The launch of the .eu is seen as an important step towards promoting a European business identity and supporting the growth of e-commerce in the region. But with registrations over a vast economic region to process, it is important that robust procedures are set in place to ensure that holders of prior rights are protected. Wim Van den Bossche and Bart Lieben, from PricewaterhouseCoopers, introduce the process for registering in the Sunrise Period of the new .eu.
The first domain name to cover a vast economic region, rather than a country or interest group, the .eu TLD looks set to transform the nature of e-commerce in the European Community. It provides rights holders with higher visibility in the internal market and promotes a more unified European identity. But with so many prior rights holders to process, it is important that registrations are dealt with efficiently and impartially if disputes over domain names are to be avoided.
To protect those with rights to a name, the European Registry for Internet Domains (EURid), the not-for-profit organisation appointed to manage the .eu TLD, is to launch a Sunrise Period of phased registration in November 2005. For a designated four-month period, only public bodies and holders of prior rights will be entitled to register the corresponding name in the .eu TLD, before the registry opens to other applications.
As Wim Van den Bossche, director of PricewaterhouseCoopers (PwC) Belgium and project manager of the .eu validation project for owners of prior rights, explains: ‘it’s difficult to predict the number of .eu applications at this stage; we could receive one thousand or one million. Our objective is to ensure the validation process runs transparently and efficiently for everyone concerned.’
EURid and PwC Belgium are currently working closely to finalise the rules and procedures that will apply during the Sunrise Period, and they are keen to keep interested parties up-to-date with the latest developments. ‘The more we can inform the registrars, the better informed their clients will be,’ says Bart Lieben, legal counsel at PwC Belgium and the figurehead for the coordination of the .eu process. ‘We want to provide rights holders with a genuine opportunity to protect their names, not confuse them with unwieldy administrative rules.’
How to prepare
Registrars must place client domains in a queuing process in the same order that they were received, so it’s important to start preparing applications and proof of rights before the launch of the Sunrise Period in November. From this date, PwC Belgium will validate the applications on a first-come, first-served basis, and applicants will be given only 40 days to substantiate prior rights. ‘It’s important to provide the evidence correctly,’ emphasises Bart. ‘Any inconsistencies or missing data will result in the validation being ruled ineligible, forcing the applicant back to square one – and the bottom of the queue. Even folded, stapled or improperly scanned documents can hold up the process and ruin the application’s chance of success.’
‘We want to provide rights holders with a genuine opportunity to protect their names, not confuse them with unwieldy administrative rules.’
Once documentary evidence is received, PwC offices, spread over 20 countries, will check each one against the EURid criteria. ‘We will not be making subjective judgements about the applications,’ explains Bart. ‘It is a question of black and white. The parameters of success and failure have been defined with EURid and our job is to uphold them. We will be checking whether the correct documentary evidence is in place, and if it is, and shows proof of prior right, then the application will be approved; if it doesn’t, it will be refused.’
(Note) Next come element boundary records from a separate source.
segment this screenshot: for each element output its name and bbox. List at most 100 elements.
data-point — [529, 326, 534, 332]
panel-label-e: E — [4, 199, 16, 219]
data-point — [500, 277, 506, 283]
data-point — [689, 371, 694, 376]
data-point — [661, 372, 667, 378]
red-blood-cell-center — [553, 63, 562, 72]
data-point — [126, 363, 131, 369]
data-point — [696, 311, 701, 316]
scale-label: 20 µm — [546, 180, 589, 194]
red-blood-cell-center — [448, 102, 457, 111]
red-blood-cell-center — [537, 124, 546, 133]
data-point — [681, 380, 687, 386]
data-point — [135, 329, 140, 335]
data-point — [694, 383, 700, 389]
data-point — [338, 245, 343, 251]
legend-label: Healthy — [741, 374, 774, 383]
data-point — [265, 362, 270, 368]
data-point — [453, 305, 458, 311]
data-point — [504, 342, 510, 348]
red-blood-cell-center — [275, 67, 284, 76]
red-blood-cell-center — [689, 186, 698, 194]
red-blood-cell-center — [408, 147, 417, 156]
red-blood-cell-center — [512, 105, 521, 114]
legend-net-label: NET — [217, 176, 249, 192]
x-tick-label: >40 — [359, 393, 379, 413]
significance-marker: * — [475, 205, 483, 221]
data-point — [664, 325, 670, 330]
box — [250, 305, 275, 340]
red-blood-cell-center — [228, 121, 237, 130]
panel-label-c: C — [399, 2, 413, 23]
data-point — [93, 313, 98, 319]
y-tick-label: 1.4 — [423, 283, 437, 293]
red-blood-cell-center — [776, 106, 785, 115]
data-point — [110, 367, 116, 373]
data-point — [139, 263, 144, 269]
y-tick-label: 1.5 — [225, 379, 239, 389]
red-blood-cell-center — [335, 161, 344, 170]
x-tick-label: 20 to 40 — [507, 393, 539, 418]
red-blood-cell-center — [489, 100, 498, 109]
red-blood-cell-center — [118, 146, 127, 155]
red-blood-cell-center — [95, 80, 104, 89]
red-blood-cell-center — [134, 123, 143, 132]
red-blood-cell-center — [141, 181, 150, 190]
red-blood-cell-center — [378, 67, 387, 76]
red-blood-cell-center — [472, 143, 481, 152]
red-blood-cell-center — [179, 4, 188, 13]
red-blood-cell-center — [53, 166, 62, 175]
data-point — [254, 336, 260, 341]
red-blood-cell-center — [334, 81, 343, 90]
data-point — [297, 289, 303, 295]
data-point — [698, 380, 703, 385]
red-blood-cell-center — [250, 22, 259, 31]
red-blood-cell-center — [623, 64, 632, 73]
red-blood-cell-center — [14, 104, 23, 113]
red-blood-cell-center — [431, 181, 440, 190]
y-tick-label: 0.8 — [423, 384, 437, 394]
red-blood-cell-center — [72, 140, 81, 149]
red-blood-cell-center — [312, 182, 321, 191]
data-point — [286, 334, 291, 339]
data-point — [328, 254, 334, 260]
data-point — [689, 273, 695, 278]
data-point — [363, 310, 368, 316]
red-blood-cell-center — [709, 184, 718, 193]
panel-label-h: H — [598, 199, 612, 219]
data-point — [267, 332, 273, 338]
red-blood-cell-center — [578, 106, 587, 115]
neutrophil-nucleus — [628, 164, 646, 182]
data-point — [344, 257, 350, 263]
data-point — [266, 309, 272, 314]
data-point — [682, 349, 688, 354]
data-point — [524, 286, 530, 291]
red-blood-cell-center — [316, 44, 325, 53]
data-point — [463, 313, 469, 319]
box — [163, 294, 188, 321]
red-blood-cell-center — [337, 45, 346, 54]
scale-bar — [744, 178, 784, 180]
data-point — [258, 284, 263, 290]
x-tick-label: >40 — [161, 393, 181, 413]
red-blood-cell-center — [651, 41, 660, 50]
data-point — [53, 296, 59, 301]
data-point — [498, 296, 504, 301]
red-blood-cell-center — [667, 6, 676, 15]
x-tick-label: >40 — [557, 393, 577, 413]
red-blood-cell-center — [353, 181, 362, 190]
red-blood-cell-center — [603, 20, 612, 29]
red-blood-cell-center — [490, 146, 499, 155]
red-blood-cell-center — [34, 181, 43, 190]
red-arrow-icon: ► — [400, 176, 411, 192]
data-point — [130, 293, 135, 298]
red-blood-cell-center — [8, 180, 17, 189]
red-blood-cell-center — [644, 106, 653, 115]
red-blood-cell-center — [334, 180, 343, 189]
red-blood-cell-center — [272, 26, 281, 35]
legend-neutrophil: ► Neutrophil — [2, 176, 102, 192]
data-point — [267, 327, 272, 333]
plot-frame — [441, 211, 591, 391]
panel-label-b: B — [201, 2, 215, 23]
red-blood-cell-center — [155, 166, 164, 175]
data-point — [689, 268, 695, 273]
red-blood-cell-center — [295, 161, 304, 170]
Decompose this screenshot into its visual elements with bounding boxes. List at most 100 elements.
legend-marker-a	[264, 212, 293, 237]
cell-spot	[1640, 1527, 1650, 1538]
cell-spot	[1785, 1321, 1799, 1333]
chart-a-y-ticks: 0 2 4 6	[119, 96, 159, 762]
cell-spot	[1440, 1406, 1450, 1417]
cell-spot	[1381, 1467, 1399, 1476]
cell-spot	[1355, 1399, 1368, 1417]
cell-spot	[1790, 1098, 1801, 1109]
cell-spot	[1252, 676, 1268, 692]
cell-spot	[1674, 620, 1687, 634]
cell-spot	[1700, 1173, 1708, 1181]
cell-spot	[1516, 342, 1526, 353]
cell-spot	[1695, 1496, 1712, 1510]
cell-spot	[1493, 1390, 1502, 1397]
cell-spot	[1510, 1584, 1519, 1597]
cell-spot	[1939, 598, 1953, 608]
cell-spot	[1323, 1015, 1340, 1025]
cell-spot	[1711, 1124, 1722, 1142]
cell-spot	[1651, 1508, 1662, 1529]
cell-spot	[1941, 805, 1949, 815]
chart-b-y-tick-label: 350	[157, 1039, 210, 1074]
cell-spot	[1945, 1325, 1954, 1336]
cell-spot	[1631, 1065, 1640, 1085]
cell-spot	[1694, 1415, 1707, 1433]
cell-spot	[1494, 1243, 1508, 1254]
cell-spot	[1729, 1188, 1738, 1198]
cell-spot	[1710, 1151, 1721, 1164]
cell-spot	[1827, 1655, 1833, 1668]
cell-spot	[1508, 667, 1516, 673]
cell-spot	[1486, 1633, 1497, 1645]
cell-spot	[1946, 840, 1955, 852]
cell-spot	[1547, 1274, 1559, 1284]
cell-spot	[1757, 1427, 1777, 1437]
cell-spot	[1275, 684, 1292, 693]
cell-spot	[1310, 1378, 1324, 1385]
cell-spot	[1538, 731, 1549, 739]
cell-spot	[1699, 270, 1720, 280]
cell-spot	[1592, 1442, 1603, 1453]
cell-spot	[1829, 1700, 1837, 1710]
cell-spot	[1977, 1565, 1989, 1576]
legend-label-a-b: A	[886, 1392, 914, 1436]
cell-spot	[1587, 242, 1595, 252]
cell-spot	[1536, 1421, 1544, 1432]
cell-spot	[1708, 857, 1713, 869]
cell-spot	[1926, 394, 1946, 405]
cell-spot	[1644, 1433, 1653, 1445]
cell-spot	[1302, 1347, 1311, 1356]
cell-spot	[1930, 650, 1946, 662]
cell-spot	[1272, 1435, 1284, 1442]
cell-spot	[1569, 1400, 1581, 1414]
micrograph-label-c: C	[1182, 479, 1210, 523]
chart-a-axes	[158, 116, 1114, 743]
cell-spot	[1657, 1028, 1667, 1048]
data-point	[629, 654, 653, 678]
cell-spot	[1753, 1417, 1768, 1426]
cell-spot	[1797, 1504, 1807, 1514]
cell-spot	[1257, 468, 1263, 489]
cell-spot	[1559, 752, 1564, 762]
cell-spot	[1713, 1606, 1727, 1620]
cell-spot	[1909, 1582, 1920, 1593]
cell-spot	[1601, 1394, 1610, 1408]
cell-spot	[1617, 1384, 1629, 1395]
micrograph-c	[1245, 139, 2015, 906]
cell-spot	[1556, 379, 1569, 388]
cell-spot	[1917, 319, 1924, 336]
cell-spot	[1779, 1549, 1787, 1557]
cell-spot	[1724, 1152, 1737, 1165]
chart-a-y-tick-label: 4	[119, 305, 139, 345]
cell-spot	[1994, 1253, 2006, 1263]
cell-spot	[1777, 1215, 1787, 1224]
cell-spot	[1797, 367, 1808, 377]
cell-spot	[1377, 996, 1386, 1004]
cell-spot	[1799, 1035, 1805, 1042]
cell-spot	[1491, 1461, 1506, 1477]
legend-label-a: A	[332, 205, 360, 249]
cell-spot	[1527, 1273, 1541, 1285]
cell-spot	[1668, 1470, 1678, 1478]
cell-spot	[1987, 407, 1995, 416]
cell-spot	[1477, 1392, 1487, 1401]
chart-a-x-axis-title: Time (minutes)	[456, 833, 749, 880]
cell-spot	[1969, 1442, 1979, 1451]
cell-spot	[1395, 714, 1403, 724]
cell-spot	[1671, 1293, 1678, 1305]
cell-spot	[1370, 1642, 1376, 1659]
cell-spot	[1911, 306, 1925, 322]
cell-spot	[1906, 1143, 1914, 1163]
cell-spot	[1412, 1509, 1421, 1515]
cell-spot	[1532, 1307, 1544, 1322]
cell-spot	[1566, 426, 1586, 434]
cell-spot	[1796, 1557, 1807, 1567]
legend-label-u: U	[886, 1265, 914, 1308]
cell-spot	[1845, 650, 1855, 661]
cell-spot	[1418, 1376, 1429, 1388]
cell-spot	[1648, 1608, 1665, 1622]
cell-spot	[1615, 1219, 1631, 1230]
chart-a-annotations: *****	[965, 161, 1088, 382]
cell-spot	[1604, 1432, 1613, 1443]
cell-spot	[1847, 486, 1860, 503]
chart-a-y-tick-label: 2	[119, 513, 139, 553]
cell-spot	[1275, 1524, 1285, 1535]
Once an application is validated or refused, PwC Belgium will move to the next application in the database until all registered names are completed. The process is envisioned to take up to 12 months, with the results published in the WHOIS database on the EURid website. ‘Much of the procedure is already in place,’ says Wim. ‘The rules will be published on www.eurid.eu prior to the Sunrise Period. Applicants would be wise to read up on the .eu requirements and start preparing their cases.’
TOP TIPS FOR SUCCESSFULLY REGISTERING A .EU
- If every applicant staples their documentary evidence, PwC Belgium estimates that it will take 1,670 days just to remove the staples. With time at an essence, it’s important to give your application every chance of success. PwC Belgium provides its top tips on successfully registering a .eu:
- Make sure you are well informed of the rules. Ask your registrar if you’re not sure how to prove your prior right.
- Submit your application as early as possible. The Sunrise Period will operate on a first-come, first-served basis and those at the bottom of the queue will be dealt with last.
- If you do send paper copies, don’t fold or staple documents. These must be provided on flat sheets of paper in the designated order ready for scanning.
- Check that you have included all documentary evidence. If you later realise your application is incomplete, immediately resubmit a new application. The system dedicates a bar code to each application, but it can’t be used twice.
- Send multiple applications in separate envelopes; it reduces the opportunity for error.
- Check the WHOIS database for updates on your application. PwC Belgium cannot answer questions about progress or even confirm receipt.
- If in doubt, seek expert advice.
This article first appeared in IP Review, issue 12
The sunrise period is now complete, but the rules for registering still apply.